None of these contextual limits exist in determining the aggregation of a CAT XL reinsurance contract. A CAT XL contract does not contain parallel clauses with extremely narrow “events” such as vermin detection, drainage problems or murder in a single location.

The existence of an hourly clause also shows that a reinsurance loss can extend over weeks. Cedents are free to choose when the relevant loss begins to occur, unlike EI guidelines for primary ownership and contrary to the Court’s description of triggering a primary sickness clause which has a fixed starting point. A CAT XL does not limit an “event” in the same way that the definition of “reportable illness” limits an “occurrence” in an illness clause.

In contrast to the BI guidelines in question in the test case, the term “event” is used in a CAT XL contract in a context that requires a broad interpretation. According to the general definition of the occurrence of losses, an “event” is broad enough to include losses caused by a “series of disasters”. In addition, an “event” is broad enough to capture the magnitude of the disasters normally referred to in a CAT XL – such as hurricanes and forest fires – events that are often widespread, have significant duration, and span multiple jurisdictions .
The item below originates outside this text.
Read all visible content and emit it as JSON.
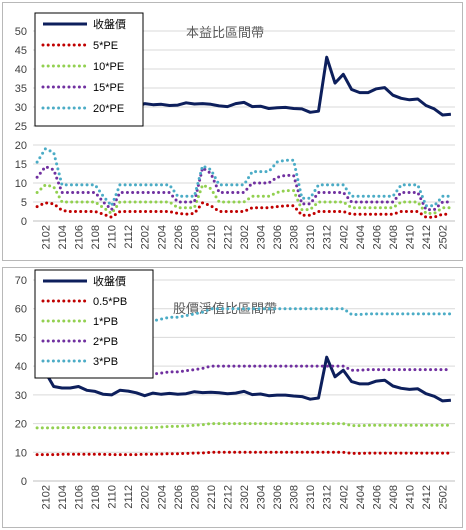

Finally, most reinsurance contracts require the settlement of disputes through arbitration. And arbitration provisions often instruct arbitrators to (1) treat the contract as an “honorable obligation, not just a legal obligation” and (2) make decisions based on the “custom and practice” of the reinsurance business. According to these provisions, the arbitrators must take into account the context of the reinsurance business. As such, they should prevent mechanical application of the test case decision to CAT XL contracts. An honorable engagement between cedant and reinsurer – or an engagement consistent with reinsurance custom and practice – should be the stark contrast between the context of a loss occurrence clause in a CAT XL contract and an “occurrence” of COVID in recognize the sickness clause of a primary policy.

Conclusion

While not binding outside the UK, our analysis of an “incident” – specifically our decision that a COVID outbreak cannot occur with certain primary BI extensions – can confuse the conversation about reinsurance responses to COVID losses. The clarifying answer is simple: context is everything. The context and analysis of the test case decision show that questions about reinsurance aggregation cannot be answered. Applying the Court’s reasoning to reinsurance would run the risk of defeating the intent and purpose of CAT XL contracts, defying industry practices and expectations, and distorting the language used in the aggregation provisions.

The information in this article does not constitute and is not intended to be used as legal advice. All information, content and analysis are provided for general informational purposes only and are based on the expertise of Guy Carpenter as a reinsurance broker and risk advisor. Do not act or fail to act based on any content in this article without first seeking legal or other professional advice.